When William Friedkin’s Sorcerer came out in 1977 I was a film fanatic who went to see just about everything, but I didn’t go see Sorcerer.  It had a kind of bad odor — you got a feeling it wasn’t just bad but bad in an uninteresting and unimportant way.  That was the buzz, at any rate.

I’m sure I felt I should see the movie, just to keeps tabs on what Friedkin (below), an interesting filmmaker, was up to, but I put it off until the film disappeared from theaters, which happened very quickly, since it was a total box office bomb.  It was re-released in a shortened version, which fared no better with the public.

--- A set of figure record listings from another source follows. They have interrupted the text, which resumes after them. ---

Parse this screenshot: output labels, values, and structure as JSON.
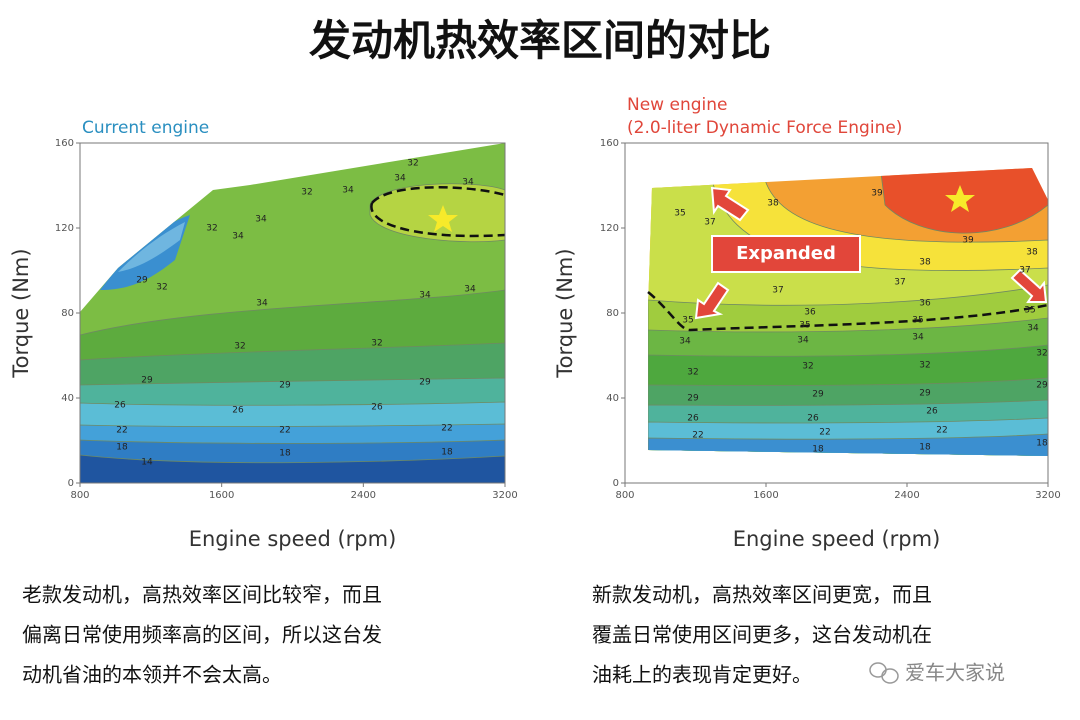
{
  "title": "发动机热效率区间的对比",
  "chart_data": [
    {
      "type": "contour",
      "title": "Current engine",
      "xlabel": "Engine speed (rpm)",
      "ylabel": "Torque (Nm)",
      "xlim": [
        800,
        3200
      ],
      "ylim": [
        0,
        160
      ],
      "xticks": [
        800,
        1600,
        2400,
        3200
      ],
      "yticks": [
        0,
        40,
        80,
        120,
        160
      ],
      "contour_labels": [
        32,
        34,
        34,
        34,
        32,
        32,
        34,
        34,
        29,
        32,
        34,
        34,
        34,
        32,
        32,
        29,
        29,
        29,
        26,
        26,
        26,
        22,
        22,
        22,
        18,
        18,
        18,
        14
      ]
    },
    {
      "type": "contour",
      "title": "New engine",
      "subtitle": "(2.0-liter Dynamic Force Engine)",
      "annotation": "Expanded",
      "xlabel": "Engine speed (rpm)",
      "ylabel": "Torque (Nm)",
      "xlim": [
        800,
        3200
      ],
      "ylim": [
        0,
        160
      ],
      "xticks": [
        800,
        1600,
        2400,
        3200
      ],
      "yticks": [
        0,
        40,
        80,
        120,
        160
      ],
      "contour_labels": [
        35,
        37,
        38,
        39,
        39,
        38,
        38,
        37,
        37,
        37,
        36,
        36,
        35,
        35,
        35,
        35,
        34,
        34,
        34,
        34,
        32,
        32,
        32,
        32,
        29,
        29,
        29,
        29,
        26,
        26,
        26,
        22,
        22,
        22,
        18,
        18,
        18
      ]
    }
  ],
  "captions": [
    [
      "老款发动机，高热效率区间比较窄，而且",
      "偏离日常使用频率高的区间，所以这台发",
      "动机省油的本领并不会太高。"
    ],
    [
      "新款发动机，高热效率区间更宽，而且",
      "覆盖日常使用区间更多，这台发动机在",
      "油耗上的表现肯定更好。"
    ]
  ],
  "watermark": "爱车大家说"
}
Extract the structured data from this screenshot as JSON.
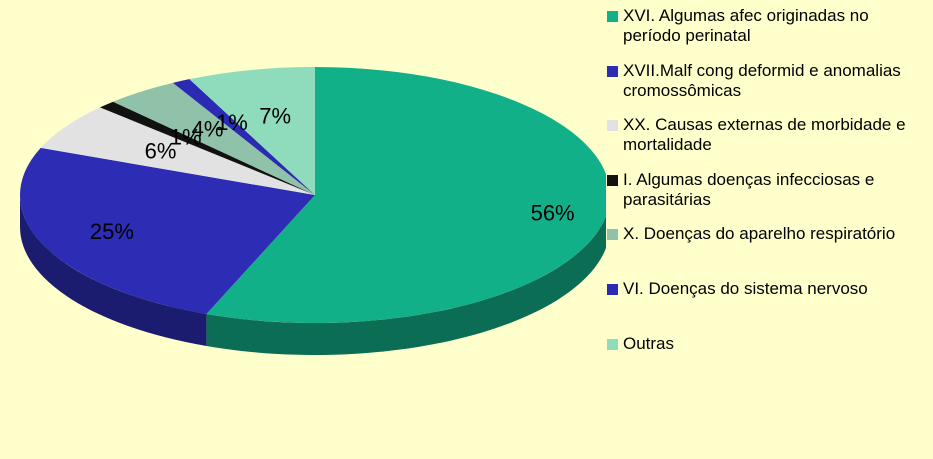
{
  "chart_data": {
    "type": "pie3d",
    "categories": [
      "XVI. Algumas afec originadas no período perinatal",
      "XVII.Malf cong deformid e anomalias cromossômicas",
      "XX.  Causas externas de morbidade e mortalidade",
      "I.   Algumas doenças infecciosas e parasitárias",
      "X.   Doenças do aparelho respiratório",
      "VI.  Doenças do sistema nervoso",
      "Outras"
    ],
    "values": [
      56,
      25,
      6,
      1,
      4,
      1,
      7
    ],
    "value_labels": [
      "56%",
      "25%",
      "6%",
      "1%",
      "4%",
      "1%",
      "7%"
    ],
    "colors": [
      "#12b088",
      "#2c2cb4",
      "#e2e2e2",
      "#111111",
      "#8fc2a8",
      "#2a2ab2",
      "#8edcbc"
    ],
    "legend": "right"
  }
}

Since that time the film has acquired a mystique, deepened by the fact that in recent years it has become difficult to see in any form, due to some confusion over rights.  Friedkin remained proud of the film, however, and many people have opined that it is an unjustly neglected masterpiece.  Finally, the rights have been untangled, largely through Friedkin’s efforts, and a new Blu-ray edition has just appeared, with Friedkin’s blessings and under his supervision.

So now, at long last, I’ve had a chance to see the movie I missed when it was originally released.  It’s not an unjustly neglected masterpiece — it’s not a masterpiece of any description.  The bad buzz it got when it first came out is more than justified — but that’s not to say it’s uninteresting.


It’s biggest problem is that it looks so bad.  It’s has no discernible visual style beyond the standard zoomtastic clichés of 70s American filmmaking.  A film so totally lacking in visual craft and imagination, so dependent on the knee-jerk aesthetic conventions of its time, ages as quickly as an unrefrigerated mackerel.


There are two exceptions to this observation — a couple of action set pieces that transcend the sloppy look of the film as a whole.  The most famous of them is a sequence involving two trucks trying to cross a swaying rope bridge in a driving rainstorm.  The rigging and stunt work involved in this sequence are brilliant and help create a bravura passage of pure cinema.


The film’s biggest asset is a riveting story told at a leisurely pace.  The first 24 minutes sketch out the back-stories of the four principal characters, explaining why they’ve all ended up as desperate fugitives in the unnamed Latin American country where the narrative is set.  Another half hour is devoted to showing us the misery and hopelessness of their lives there.

The film was initially criticized for taking so long to get going, but I found the set-up totally effective as a way of justifying the risks the four men take in the main section of the tale — transporting some unstable high explosives by truck 200 miles through the jungle.  No modern film would ever dare to present such an elaborate and extended set-up, but it’s involving and suspenseful — it prepares you for the harrowing events that follow.  It’s old-fashioned storytelling at its best.


The film is not exactly a remake of Henri-Georges Clouzot’s Wages Of Fear, but it’s based on the same novel Clouzot adapted.  Clouzot’s film is tighter and more focused on the central suspense elements.  Friedkin was interested in making something more like an existential epic — a grim vision of the human predicament, huis clos except for a perilous gateway that can only be navigated by nearly superhuman courage and perseverance, born of despair.  And of course it’s a gateway that leads only to a deeper rung of hell.

The script is by Walon Green — at the time Hollywood’s resident dime-store nihilist.  He was also responsible for at least some of the dime-store nihilism of Sam Peckinpah’s The Wild Bunch, which he co-wrote with the director.

Why Friedkin thought this even bleaker exercise in dime-store nihilism would make for a commercial film is anybody’s guess.  Maybe he thought he could do no wrong after the phenomenal successes he had with The French Connection and The Exorcist.  Maybe he wanted the cultural prestige  Peckinpah got from The Wild Bunch, despite the fact that The Wild Bunch didn’t make any money.  In any case, Sorcerer pretty much demolished Friedkin’s career in Hollywood and in retrospect one can’t say he went out with even a moral triumph.


Still, one can admire his ambition and his presumption, and one can enjoy Sorcerer as the sort of eccentric folly that Hollywood has leaned how to avoid like the plague.  It’s not a great film, or even a particularly good film, but it’s better and more exhilarating than anything you’re likely to find playing at your local multiplex this weekend.

Click on the images to enlarge.

4 thoughts on “SORCERER

  1. the wild bunch cost 6 million and made 12 million. not a smash. but it can hardly be said that it lost money.

    • It grossed somewhere between 10 and 12 million, which would have returned to the studio in rentals somewhere between 5 and 6 million, not enough to cover the costs of production, prints and advertising. In general, studios only receive about half the amount a film grosses, often less and very rarely more, if the film has hot prospects and the studio can negotiate a better percentage in advance.